Select Committee on Health Minutes of Evidence

Examination of Witnesses (Questions 60-63)


27 JANUARY 2005

  Q60 Dr Naysmith: This special budget for HIV/AIDS which was seen as separate from—

  Ms Power: The ring-fenced budget. The money is still there. It is not ring-fenced, but the money should still be there, plus there are a number of special allocations. The question is to encourage primary care trusts to use that money for the purpose for which it was identified and not to move it into other budgets.

  Q61 Dr Naysmith: Some are moving it into other budgets, is the implication of what you are saying.

  Ms Power: Yes, that is right. And that spills over into the system in that primary care trusts throughout England are actually taking very different attitudes around this, and the cases that I have given to you are cases which we have been able to support, and sometimes we can get people treated in one place and not another because there is absolutely no uniformity of implementation around this and it makes healthcare an extreme lottery. It also means that clinicians are being encouraged to ignore government regulations, which is extremely unfortunate and not a good situation, and it means that there are severe health inequalities emerging for many African people, as Max has been talking about.

  Dr Sesay: The African HIV Policy Network is an umbrella organisation that has member organisations, most of them African-led organisations, providing services across the country. We have also established African forums and bringing together regional organisations to work together and to provide services. Since the removal of the ring-fence, what we have realised, what we have seen from our membership and what we have got from the membership of the AHPN, is that a lot of the organisations have collapsed. They have shut down. These have been extremely vital and crucial conduits to very hard to reach communities. They are simply not getting the funding that they need to be able to provide services to the communities at a time when the government strategy should be to enhance the capacity of these affected communities. Those are the contradictions that we are having at the moment.

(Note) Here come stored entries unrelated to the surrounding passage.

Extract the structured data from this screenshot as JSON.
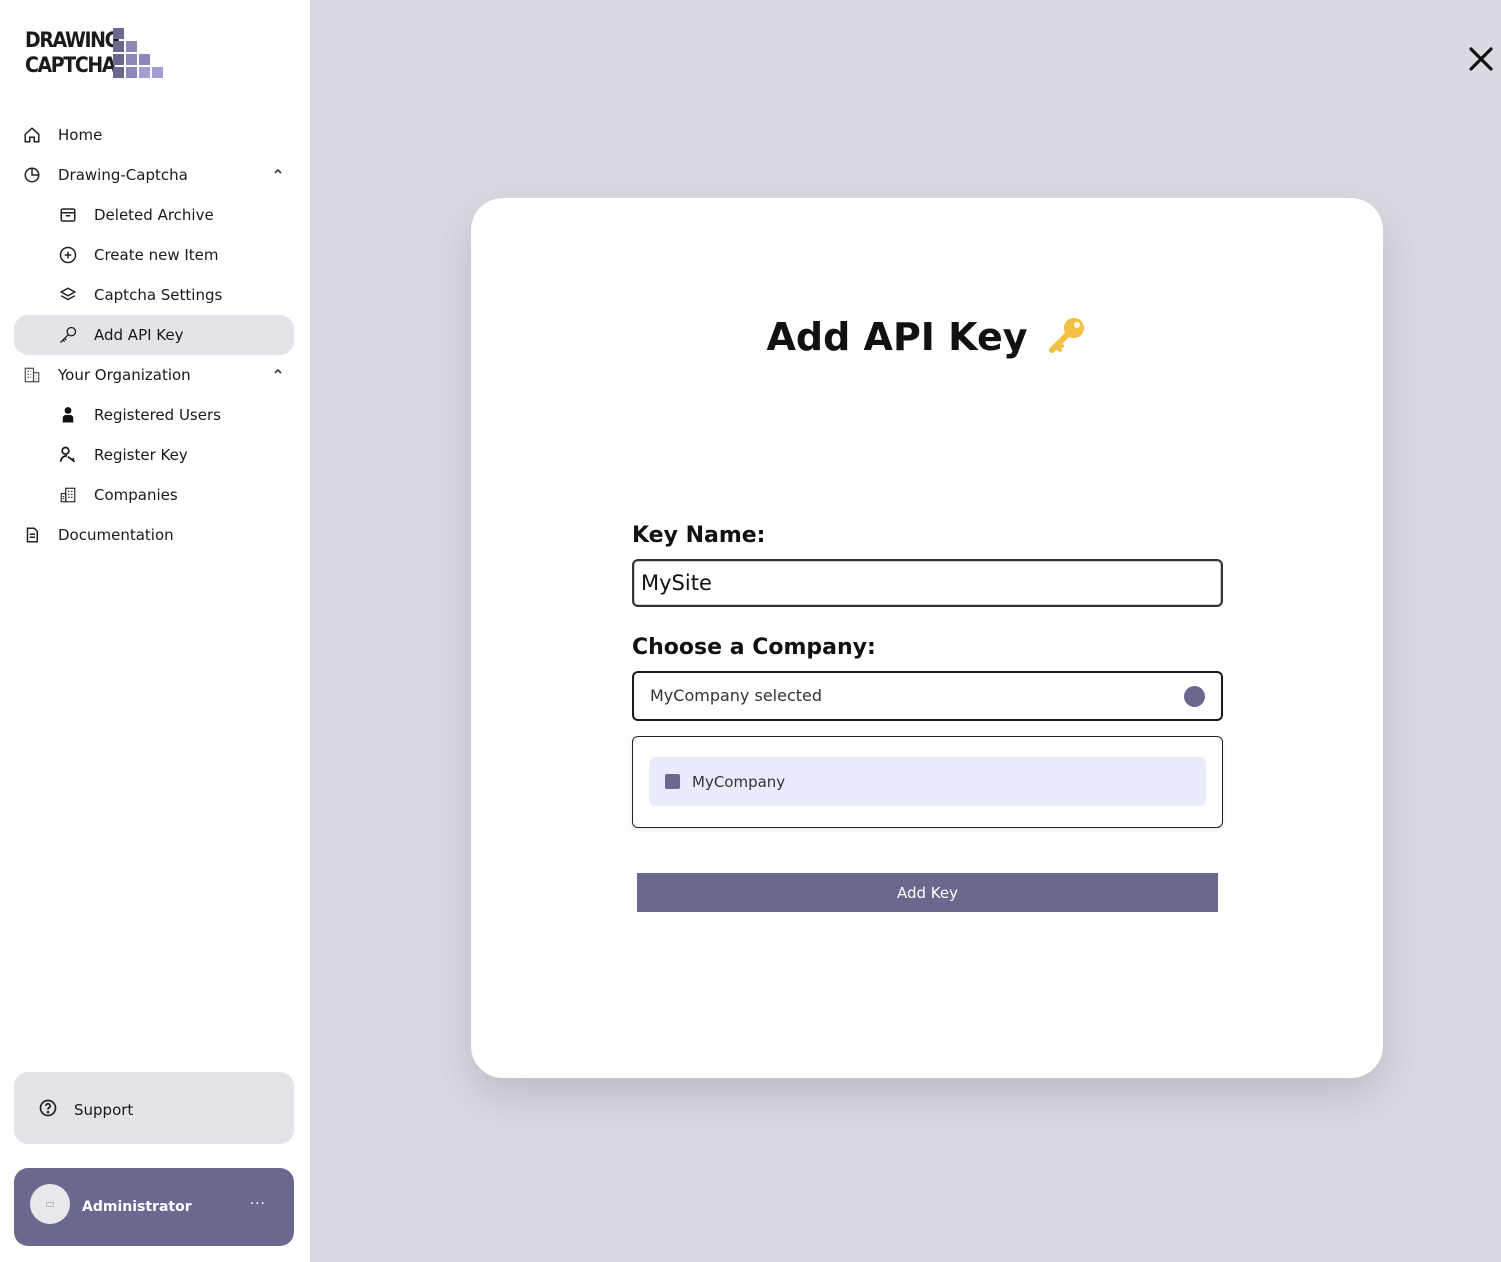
{
  "app": {
    "logo_line1": "DRAWING",
    "logo_line2": "CAPTCHA"
  },
  "sidebar": {
    "items": [
      {
        "label": "Home",
        "icon": "home-icon"
      },
      {
        "label": "Drawing-Captcha",
        "icon": "pie-chart-icon",
        "expanded": true
      },
      {
        "label": "Deleted Archive",
        "icon": "archive-icon"
      },
      {
        "label": "Create new Item",
        "icon": "plus-circle-icon"
      },
      {
        "label": "Captcha Settings",
        "icon": "layers-icon"
      },
      {
        "label": "Add API Key",
        "icon": "key-icon",
        "active": true
      },
      {
        "label": "Your Organization",
        "icon": "building-icon",
        "expanded": true
      },
      {
        "label": "Registered Users",
        "icon": "user-icon"
      },
      {
        "label": "Register Key",
        "icon": "key-person-icon"
      },
      {
        "label": "Companies",
        "icon": "companies-icon"
      },
      {
        "label": "Documentation",
        "icon": "document-icon"
      }
    ],
    "support_label": "Support",
    "user_name": "Administrator",
    "user_more": "···"
  },
  "modal": {
    "title": "Add API Key",
    "key_name_label": "Key Name:",
    "key_name_value": "MySite",
    "company_label": "Choose a Company:",
    "company_selected_text": "MyCompany selected",
    "company_options": [
      "MyCompany"
    ],
    "submit_label": "Add Key"
  },
  "colors": {
    "accent": "#6b6890",
    "background": "#d9d9e1",
    "active_item": "#e3e3ea",
    "option_highlight": "#e8ebfa",
    "key_icon": "#f2c043"
  }
}
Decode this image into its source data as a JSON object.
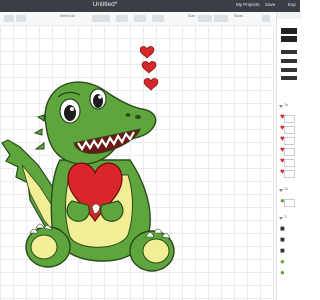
{
  "window": {
    "title": "Untitled*"
  },
  "header_links": {
    "my_projects": "My Projects",
    "save": "Save",
    "export": "Exp"
  },
  "toolbar": {
    "select_all": "Select All",
    "size": "Size",
    "view": "Show"
  },
  "panel": {
    "section_1": "Ta",
    "section_2": "Ta",
    "section_3": "Ti"
  },
  "colors": {
    "topbar": "#3b3f45",
    "croc_green": "#5fa53e",
    "croc_belly": "#f1ee96",
    "heart": "#d8262b",
    "accent": "#2f7ef5"
  }
}
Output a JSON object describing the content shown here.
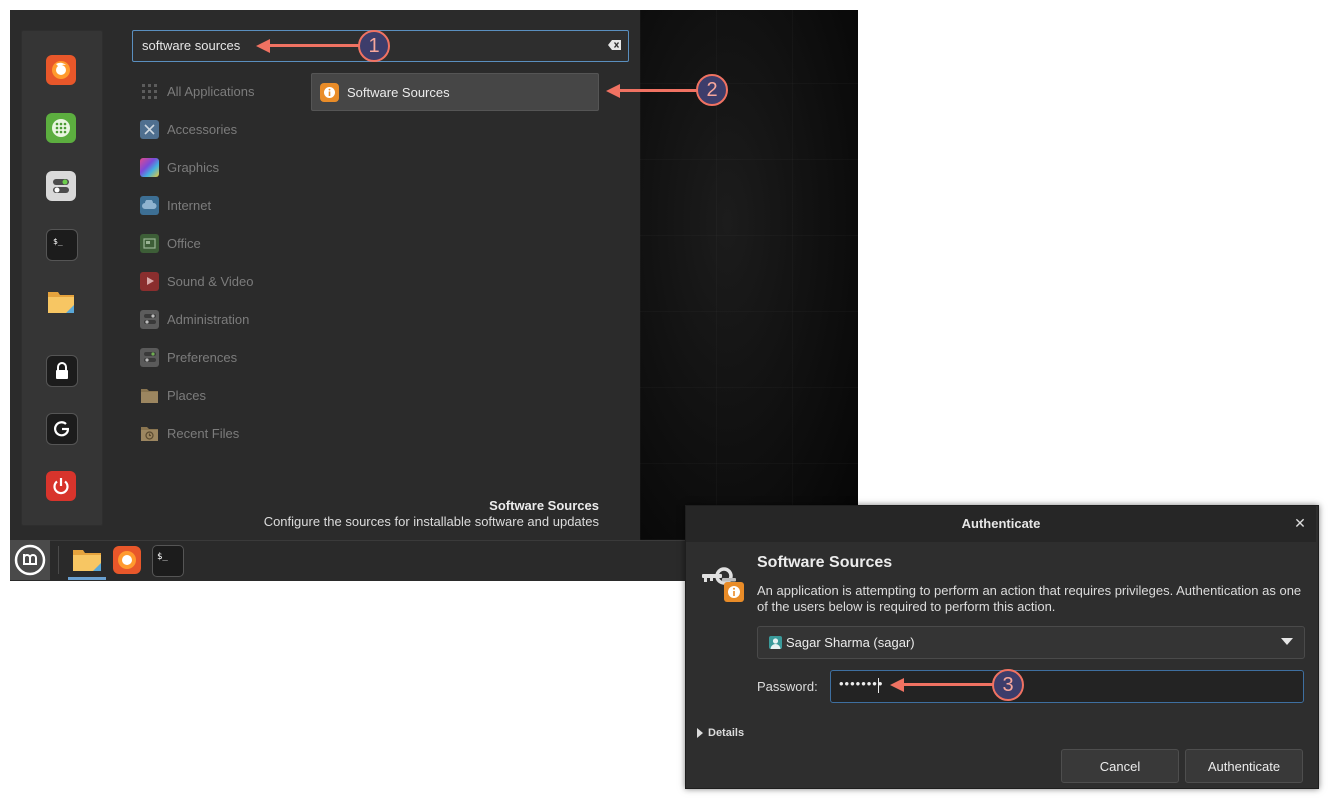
{
  "menu": {
    "search": {
      "value": "software sources"
    },
    "categories": [
      {
        "label": "All Applications",
        "icon": "grid-icon"
      },
      {
        "label": "Accessories",
        "icon": "accessories-icon"
      },
      {
        "label": "Graphics",
        "icon": "graphics-icon"
      },
      {
        "label": "Internet",
        "icon": "internet-cloud-icon"
      },
      {
        "label": "Office",
        "icon": "office-icon"
      },
      {
        "label": "Sound & Video",
        "icon": "play-icon"
      },
      {
        "label": "Administration",
        "icon": "administration-icon"
      },
      {
        "label": "Preferences",
        "icon": "preferences-icon"
      },
      {
        "label": "Places",
        "icon": "folder-icon"
      },
      {
        "label": "Recent Files",
        "icon": "recent-files-icon"
      }
    ],
    "result": {
      "label": "Software Sources",
      "icon": "software-sources-icon"
    },
    "description": {
      "title": "Software Sources",
      "text": "Configure the sources for installable software and updates"
    },
    "favorites": [
      "firefox-icon",
      "software-manager-icon",
      "system-settings-icon",
      "terminal-icon",
      "files-icon",
      "lock-icon",
      "logout-icon",
      "power-icon"
    ]
  },
  "taskbar": {
    "items": [
      "menu-icon",
      "files-icon",
      "firefox-icon",
      "terminal-icon"
    ]
  },
  "callouts": [
    "1",
    "2",
    "3"
  ],
  "dialog": {
    "title": "Authenticate",
    "app_name": "Software Sources",
    "message": "An application is attempting to perform an action that requires privileges. Authentication as one of the users below is required to perform this action.",
    "user": "Sagar Sharma (sagar)",
    "password_label": "Password:",
    "password_value": "••••••••",
    "details_label": "Details",
    "cancel_label": "Cancel",
    "authenticate_label": "Authenticate"
  },
  "colors": {
    "callout_accent": "#f07262",
    "menu_bg": "#2b2b2b",
    "focus_border": "#5a8fbf",
    "result_icon": "#e98c28"
  }
}
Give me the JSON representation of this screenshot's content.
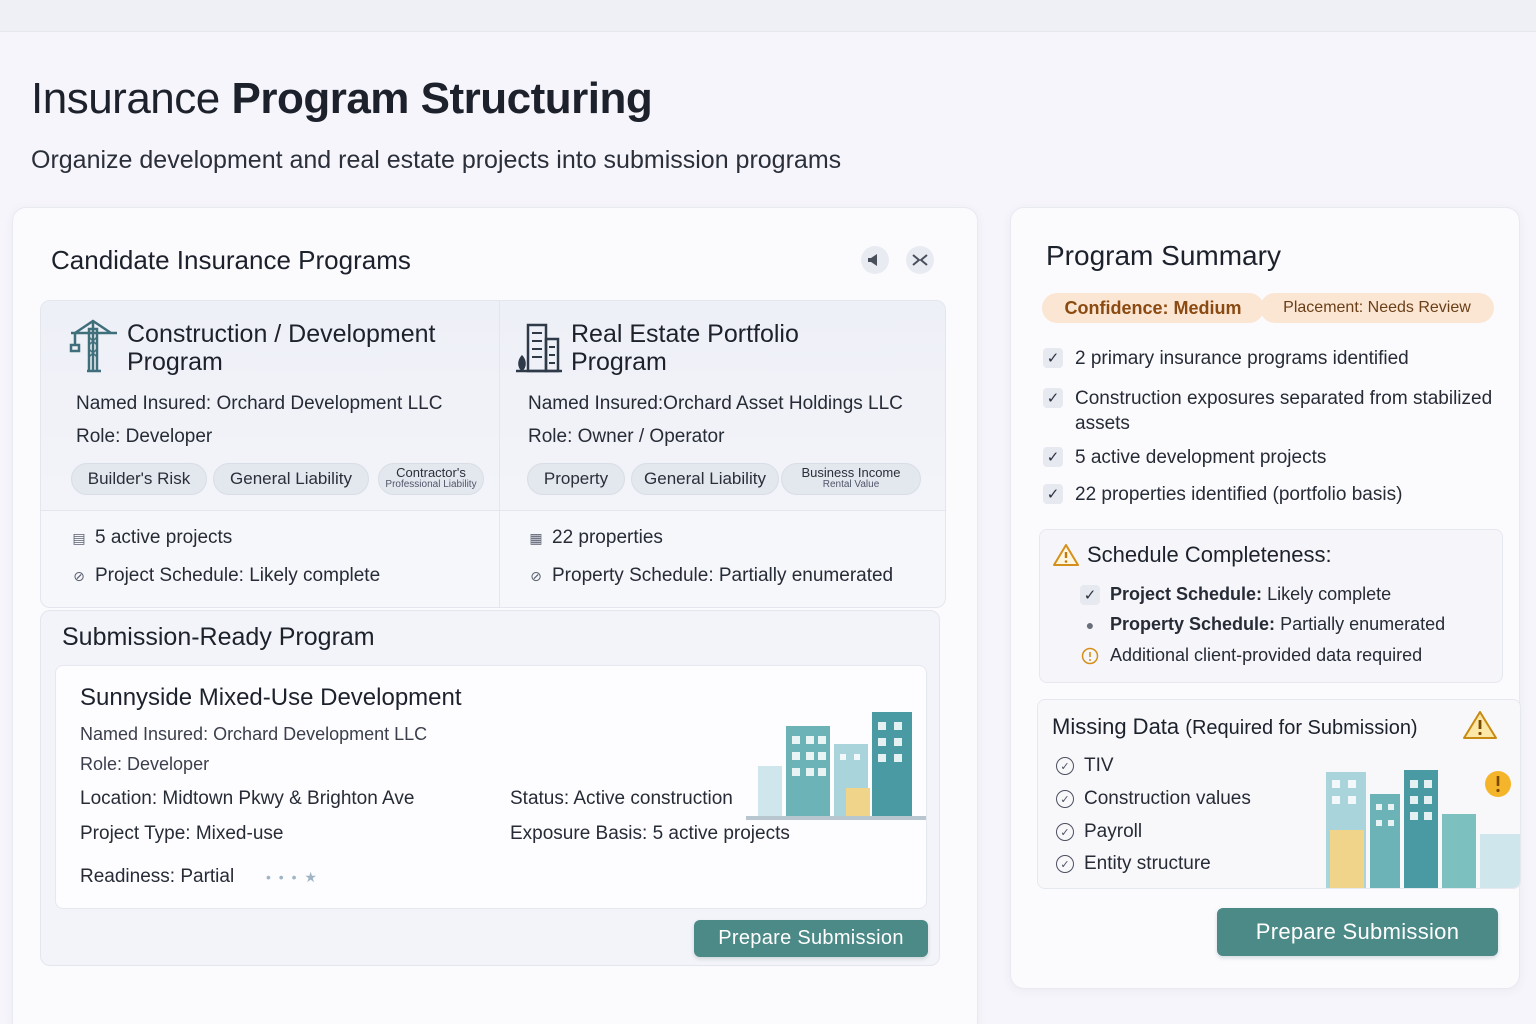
{
  "header": {
    "title_light": "Insurance",
    "title_bold": "Program Structuring",
    "subtitle": "Organize development and real estate projects into submission programs"
  },
  "candidates": {
    "section_title": "Candidate Insurance Programs",
    "programs": [
      {
        "title_line1": "Construction / Development",
        "title_line2": "Program",
        "icon": "crane-icon",
        "named_insured": "Named Insured: Orchard Development LLC",
        "role": "Role: Developer",
        "tags": [
          "Builder's Risk",
          "General Liability"
        ],
        "tag_small_line1": "Contractor's",
        "tag_small_line2": "Professional Liability",
        "count": "5 active projects",
        "schedule": "Project Schedule: Likely complete"
      },
      {
        "title_line1": "Real Estate Portfolio",
        "title_line2": "Program",
        "icon": "buildings-icon",
        "named_insured": "Named Insured:Orchard Asset Holdings LLC",
        "role": "Role: Owner / Operator",
        "tags": [
          "Property",
          "General Liability"
        ],
        "tag_small_line1": "Business Income",
        "tag_small_line2": "Rental Value",
        "count": "22 properties",
        "schedule": "Property Schedule: Partially enumerated"
      }
    ]
  },
  "submission": {
    "section_title": "Submission-Ready Program",
    "project_name": "Sunnyside Mixed-Use Development",
    "named_insured": "Named Insured: Orchard Development LLC",
    "role": "Role: Developer",
    "location": "Location: Midtown Pkwy & Brighton Ave",
    "project_type": "Project Type: Mixed-use",
    "status": "Status: Active construction",
    "exposure_basis": "Exposure Basis: 5 active projects",
    "readiness": "Readiness: Partial",
    "button": "Prepare Submission"
  },
  "summary": {
    "title": "Program Summary",
    "confidence": "Confidence: Medium",
    "placement": "Placement: Needs Review",
    "checks": [
      "2 primary insurance programs identified",
      "Construction exposures separated from stabilized assets",
      "5 active development projects",
      "22 properties identified (portfolio basis)"
    ],
    "schedule_title": "Schedule Completeness:",
    "schedule_rows": [
      {
        "label": "Project Schedule:",
        "value": "Likely complete"
      },
      {
        "label": "Property Schedule:",
        "value": "Partially enumerated"
      },
      {
        "label": "",
        "value": "Additional client-provided data required"
      }
    ],
    "missing_title": "Missing Data",
    "missing_qualifier": "(Required for Submission)",
    "missing_items": [
      "TIV",
      "Construction values",
      "Payroll",
      "Entity structure"
    ],
    "button": "Prepare Submission"
  },
  "colors": {
    "accent": "#4c8a87",
    "warning": "#e0a31e",
    "pill_bg": "#fbe6d3"
  }
}
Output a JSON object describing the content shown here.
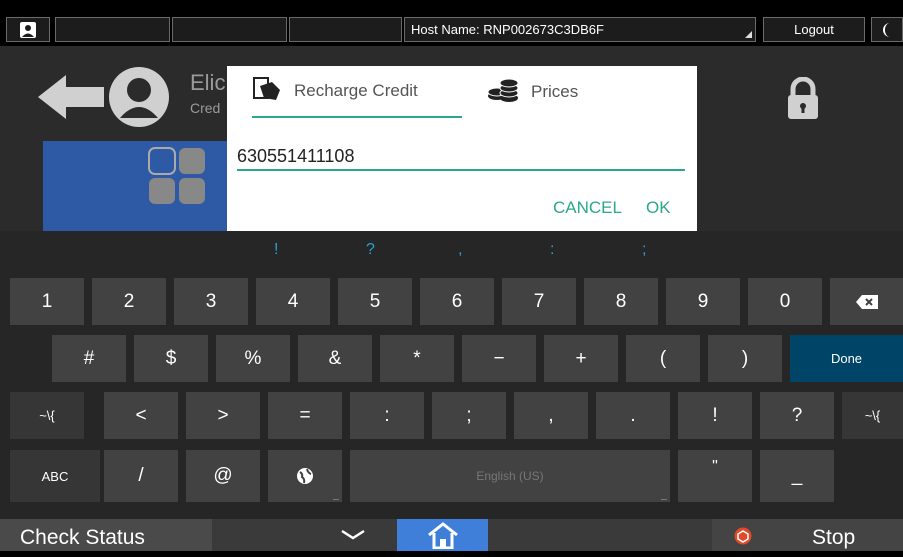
{
  "topbar": {
    "host_label": "Host Name: RNP002673C3DB6F",
    "logout_label": "Logout"
  },
  "background": {
    "user_name": "Elic",
    "user_sub": "Cred"
  },
  "dialog": {
    "tabs": [
      {
        "label": "Recharge Credit",
        "icon": "hand-card-icon"
      },
      {
        "label": "Prices",
        "icon": "coins-icon"
      }
    ],
    "input_value": "630551411108",
    "cancel_label": "CANCEL",
    "ok_label": "OK"
  },
  "keyboard": {
    "suggestions": [
      "!",
      "?",
      ",",
      ":",
      ";"
    ],
    "row1": [
      "1",
      "2",
      "3",
      "4",
      "5",
      "6",
      "7",
      "8",
      "9",
      "0"
    ],
    "row2": [
      "#",
      "$",
      "%",
      "&",
      "*",
      "−",
      "+",
      "(",
      ")"
    ],
    "done_label": "Done",
    "row3_left": "~\\{",
    "row3": [
      "<",
      ">",
      "=",
      ":",
      ";",
      ",",
      ".",
      "!",
      "?"
    ],
    "row3_right": "~\\{",
    "row4_abc": "ABC",
    "row4_slash": "/",
    "row4_at": "@",
    "space_label": "English (US)",
    "row4_quote": "\"",
    "row4_underscore": "_"
  },
  "bottombar": {
    "check_status_label": "Check Status",
    "stop_label": "Stop"
  },
  "colors": {
    "accent": "#2aa88c",
    "done_key": "#004467",
    "home_button": "#3f7fd9",
    "tile": "#2d59a5"
  }
}
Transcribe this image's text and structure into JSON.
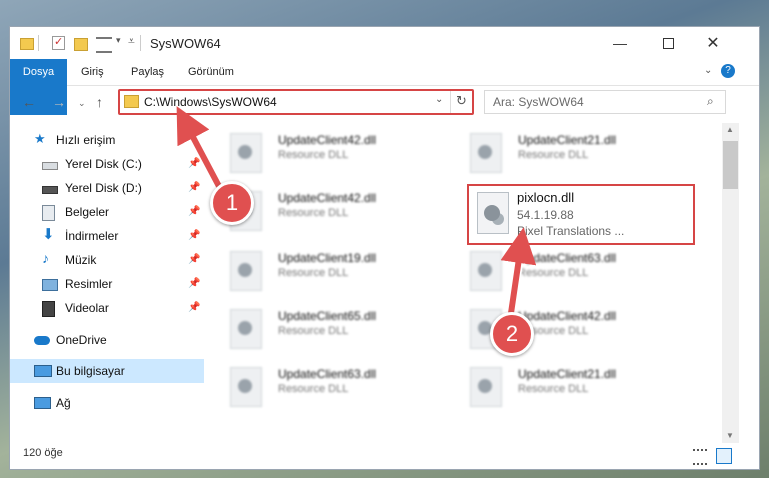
{
  "window": {
    "title": "SysWOW64"
  },
  "ribbon": {
    "tabs": [
      "Dosya",
      "Giriş",
      "Paylaş",
      "Görünüm"
    ]
  },
  "address": {
    "path": "C:\\Windows\\SysWOW64"
  },
  "search": {
    "placeholder": "Ara: SysWOW64"
  },
  "sidebar": {
    "quick_access": "Hızlı erişim",
    "items": [
      {
        "label": "Yerel Disk (C:)",
        "icon": "drive-icon",
        "pinned": true
      },
      {
        "label": "Yerel Disk (D:)",
        "icon": "drive-icon",
        "pinned": true
      },
      {
        "label": "Belgeler",
        "icon": "documents-icon",
        "pinned": true
      },
      {
        "label": "İndirmeler",
        "icon": "downloads-icon",
        "pinned": true
      },
      {
        "label": "Müzik",
        "icon": "music-icon",
        "pinned": true
      },
      {
        "label": "Resimler",
        "icon": "pictures-icon",
        "pinned": true
      },
      {
        "label": "Videolar",
        "icon": "videos-icon",
        "pinned": true
      }
    ],
    "onedrive": "OneDrive",
    "this_pc": "Bu bilgisayar",
    "network": "Ağ"
  },
  "files": [
    {
      "name": "UpdateClient42.dll",
      "type": "Resource DLL"
    },
    {
      "name": "UpdateClient21.dll",
      "type": "Resource DLL"
    },
    {
      "name": "UpdateClient42.dll",
      "type": "Resource DLL"
    },
    {
      "name": "UpdateClient19.dll",
      "type": "Resource DLL"
    },
    {
      "name": "UpdateClient63.dll",
      "type": "Resource DLL"
    },
    {
      "name": "UpdateClient65.dll",
      "type": "Resource DLL"
    },
    {
      "name": "UpdateClient42.dll",
      "type": "Resource DLL"
    },
    {
      "name": "UpdateClient63.dll",
      "type": "Resource DLL"
    },
    {
      "name": "UpdateClient21.dll",
      "type": "Resource DLL"
    }
  ],
  "highlighted_file": {
    "name": "pixlocn.dll",
    "version": "54.1.19.88",
    "description": "Pixel Translations ..."
  },
  "status": {
    "item_count": "120 öğe"
  },
  "badges": {
    "one": "1",
    "two": "2"
  },
  "colors": {
    "accent": "#1979ca",
    "highlight": "#d64545",
    "selected": "#cce8ff"
  }
}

  Q62 Chairman: Simon touched on the politics of this whole area earlier on and Richard's comment was that you have made the case completely, and I would concur with what he has said. Having said that, and in the run-up to a general election where asylum, immigration, race will be undoubtedly, as we can see already, play a key part, how do you address the Daily Mail agenda on this issue and actually get across the important points that you have put to this Committee today?

  Ms Jack: I think one general point is we need to divorce this discussion we are having today from general policies on asylum and immigration, because we are talking about people who are living in the UK already with HIV and, irrespective from any other debates around immigration, this is about a real and immediate problem which is not going to go away if those policies change. I think that is a challenge for us, but I think it is really important, because, once it gets sucked into those wider issues, you actually lose the ability to look at it as a very specific problem that can be addressed quite simply by making HIV exempt in the same way as other STIs and TB.

  Ms Power: This is not just an HIV issue. A very large part of this for us is co-infection with HIV and TB. We have a number of cases where people have abandoned their TB treatment, because they have been billed for the HIV portion of it, within a couple of weeks of starting it and walked out into the community still infectious to both conditions and with TB quite possibly multi-drug resistant because of partial treatment. That is a very immediate concern. This is about a change of regulations, not primary legislation. I think it would be something that could be put in with the next set of regulation changes which we know are about to happen, and I think it is really important we encourage the Government to put the public health of the nation first on this.

  Dr Sesay: We would encourage politicians to be conviction politicians.

  Q63 Chairman: That is a pretty old-fashioned concept!

  Dr Sesay: I know this can be extremely difficult with an upcoming election, but I think that, if politicians are provided with the evidence, I would encourage them, no matter how difficult it is, no matter . . . well, I do not want to say no matter what the political price, because that may well be a high political price to pay, but, when they are presented with the evidence, it is a case of arguing out the evidence and establishing a policy, putting in place a policy that is based on the evidence. One of the things we discussed at the Independent Advisory Group of the Sexual Health Strategy a couple of days ago was exactly that, that we know that sometimes the political terrain can be extremely hazardous for politicians, but if it is based on firm evidence they should be able to get the facts across, and we can only encourage politicians to go down that route.

  Chairman: We are most grateful to you. Thank you very much for your evidence.